J Immunol. 1995 May 1;154(9):4414-22.

PMID:7722298
原文链接:https://pmc.ncbi.nlm.nih.gov/articles/PMC1952186/
Abstract

CD8+ T lymphocytes (TCD8+) play an important role in cellular immune responses. TCD8+ recognize MHC class I molecules complexed to peptides of 8 to 10 residues derived largely from cytosolic proteins. Proteins are generally thought to be fragmented in the cytoplasm and delivered to nascent class I molecules in the endoplasmic reticulum (ER) by a peptide transporter encoded by the MHC. To explore the extent to which TCD8+ induction in vivo is limited by proteolysis or peptide transport into the ER, mice were immunized with recombinant vaccinia viruses containing mini-genes encoding antigenic peptides (bypassing the need for proteolysis), or these peptides with a NH2-terminal ER insertion sequence (bypassing the requirements for both proteolysis and transport). Additionally, mice were immunized with recombinant vaccinia viruses encoding rapidly degraded fragments of proteins.
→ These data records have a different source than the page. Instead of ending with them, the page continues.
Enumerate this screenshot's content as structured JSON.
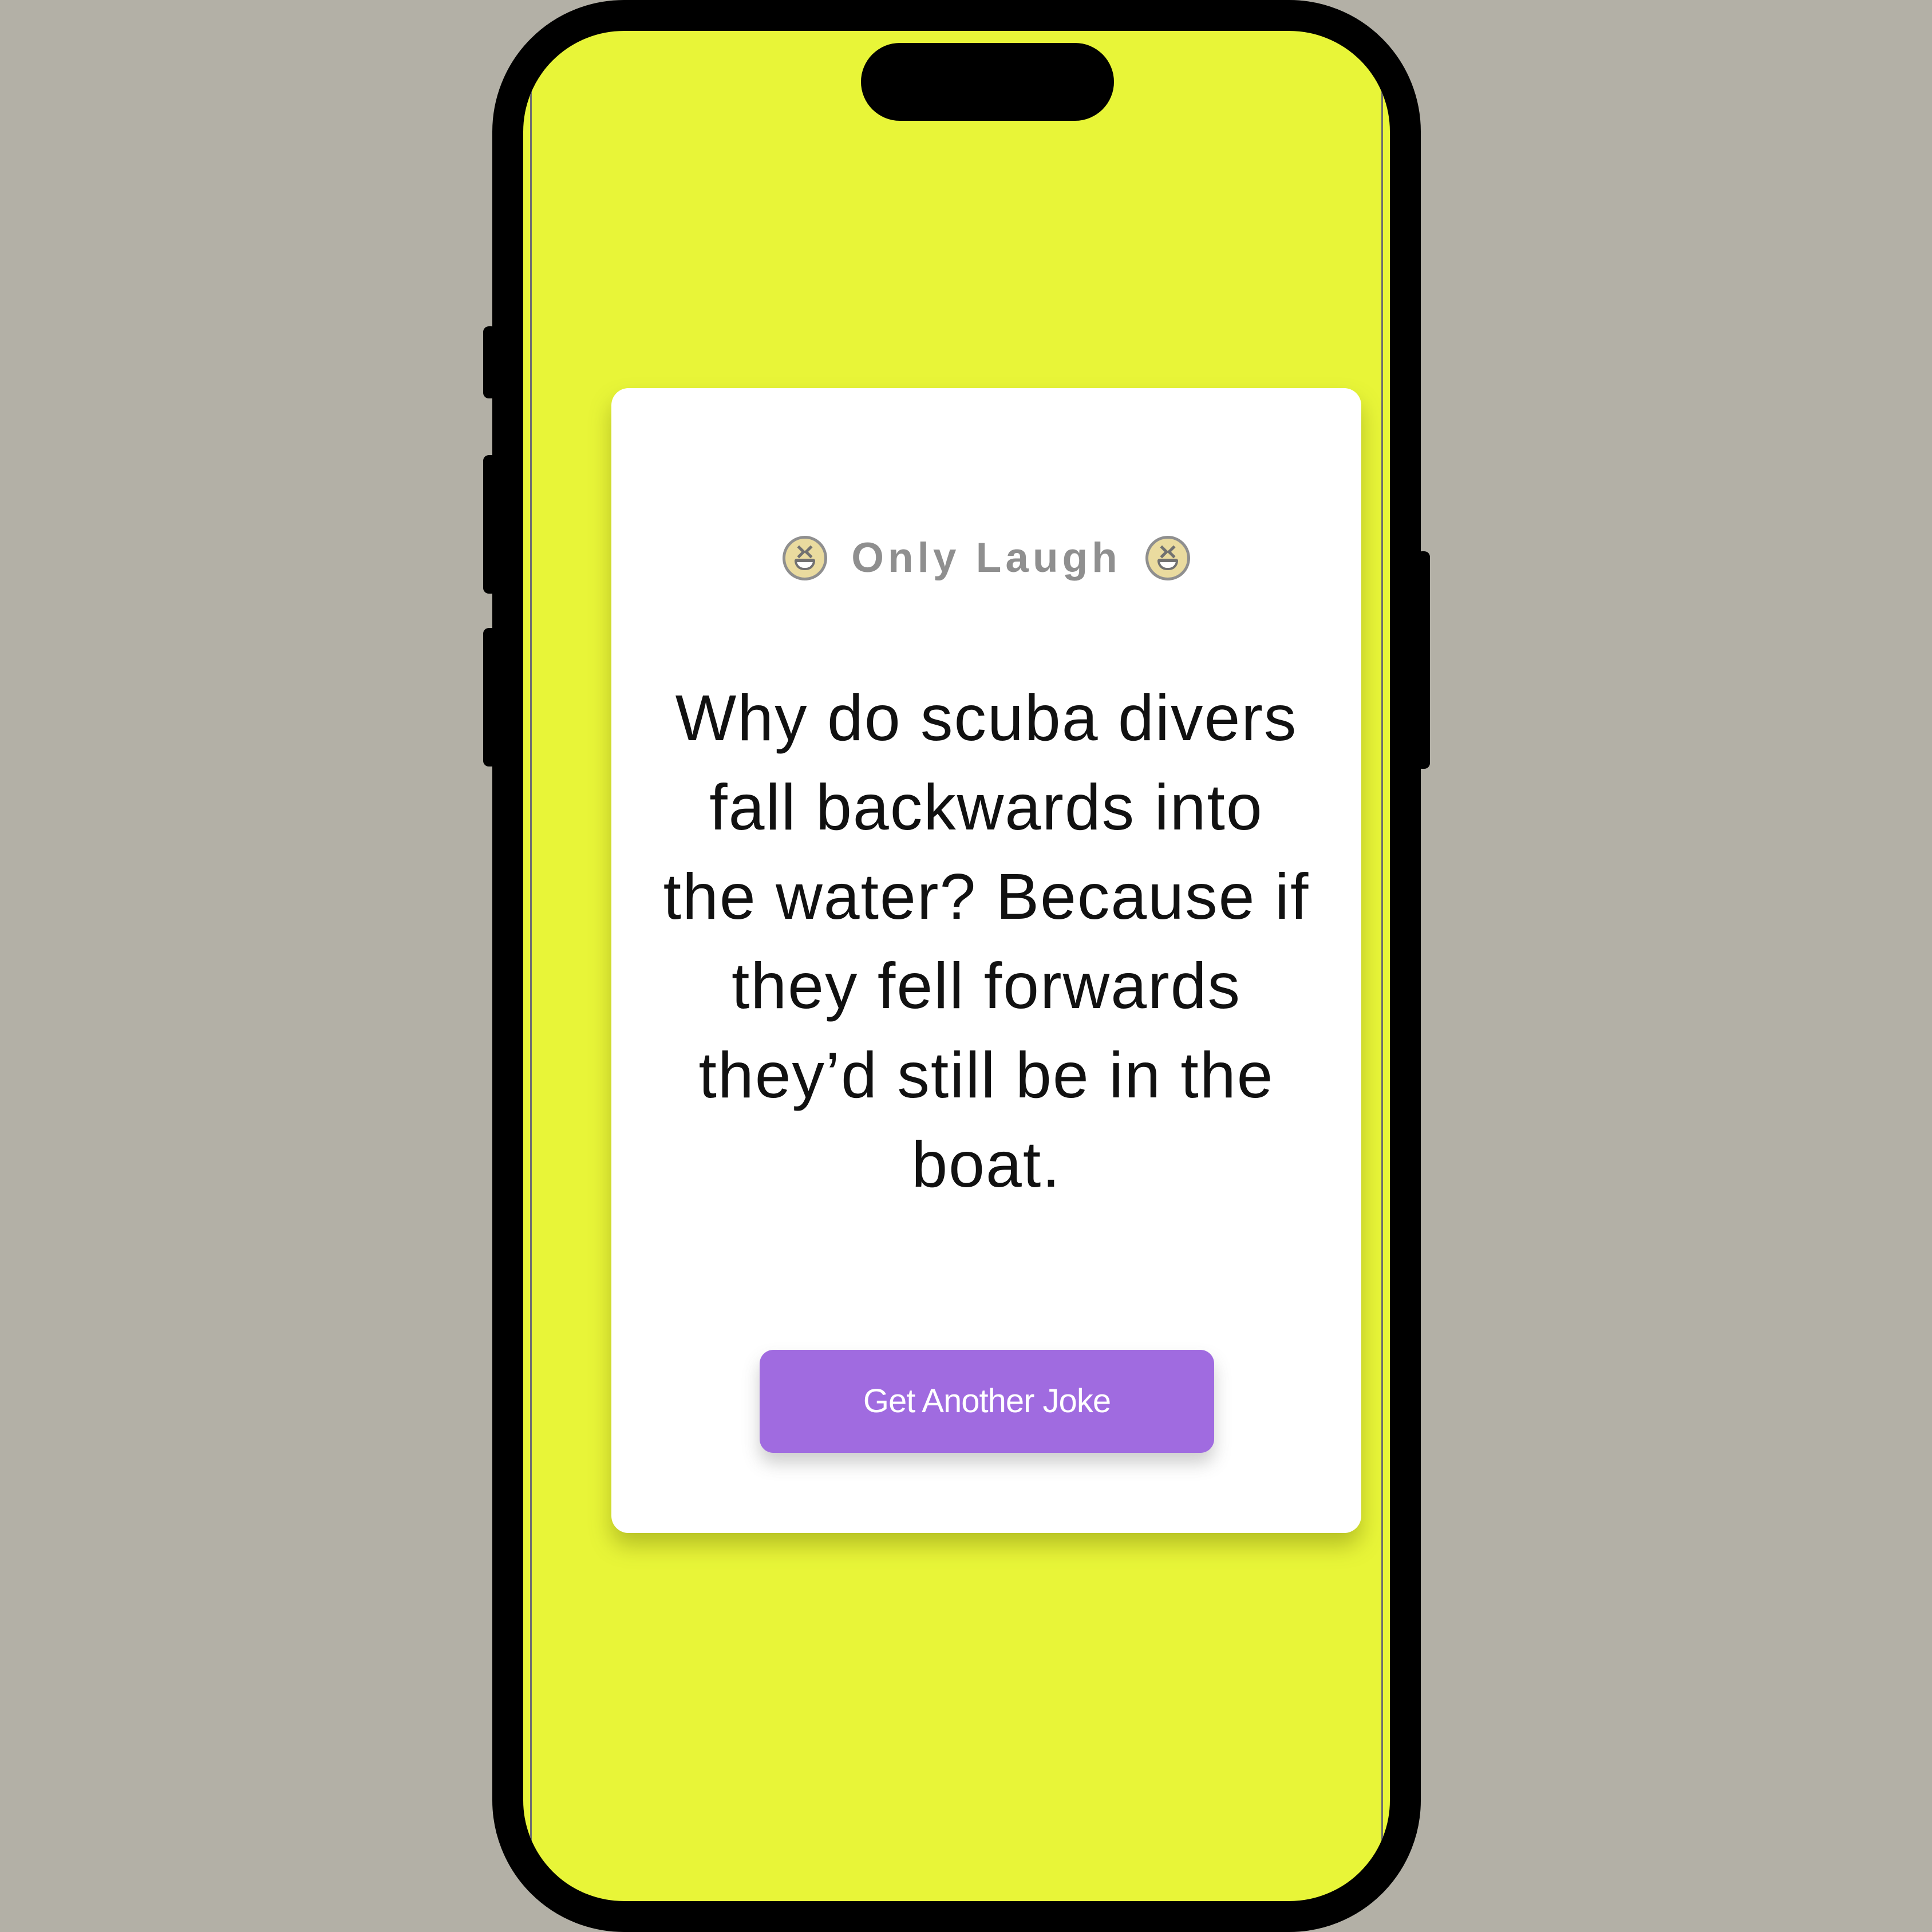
{
  "app": {
    "brand_name": "Only Laugh",
    "emoji_icon": "laughing-face-icon",
    "joke_text": "Why do scuba divers fall backwards into the water? Because if they fell forwards they’d still be in the boat.",
    "button_label": "Get Another Joke"
  },
  "colors": {
    "page_background": "#b3b0a6",
    "screen_background": "#e8f538",
    "card_background": "#ffffff",
    "button_background": "#a06be0",
    "brand_text": "#8f8f8f",
    "joke_text": "#111111"
  }
}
We report that limitations in induction of TCD8+ responses vary among Ags: for some, full length proteins are as immunogenic as other forms tested; for others, maximal responses are induced by peptides or by peptides targeted to the ER. Most importantly, in every circumstance examined, targeting peptides to the ER never diminished, and in some cases greatly enhanced, the TCD8+ immune response and provide an important alternative strategy in the design of live viral or naked DNA vaccines for the treatment of cancer and infectious diseases.

摘要

CD8 + T淋巴细胞(TCD8 +)在细胞免疫反应中起重要作用。TCD8 +识别与主要源自胞质蛋白的8至10个残基的肽复合的MHC I类分子。一般认为蛋白质在细胞质中被切割,并通过MHC编码的肽转运体递送至内质网(ER)中的新生I类分子。为了探究体内TCD8 +诱导在多大程度上受蛋白水解或肽转运到ER中的限制,用含有编码抗原肽的小基因的重组痘苗病毒免疫小鼠(绕过蛋白水解的需要),或用具有NH2末端ER插入序列的这些肽免疫小鼠(绕过蛋白水解和转运的要求)。此外,用编码蛋白质快速降解片段的重组痘苗病毒免疫小鼠。我们报告,TCD8 +反应诱导的限制在不同抗原之间有所不同:对于一些抗原,全长蛋白与测试的其他形式一样具有免疫原性;对于其他抗原,最大反应由肽或靶向ER的肽诱导。最重要的是,在每种检查的情况下,将肽靶向ER从未减少,并且在某些情况下大大增强了TCD8 +免疫反应,并为设计用于治疗癌症和传染病的活病毒或裸DNA疫苗提供了重要的替代策略。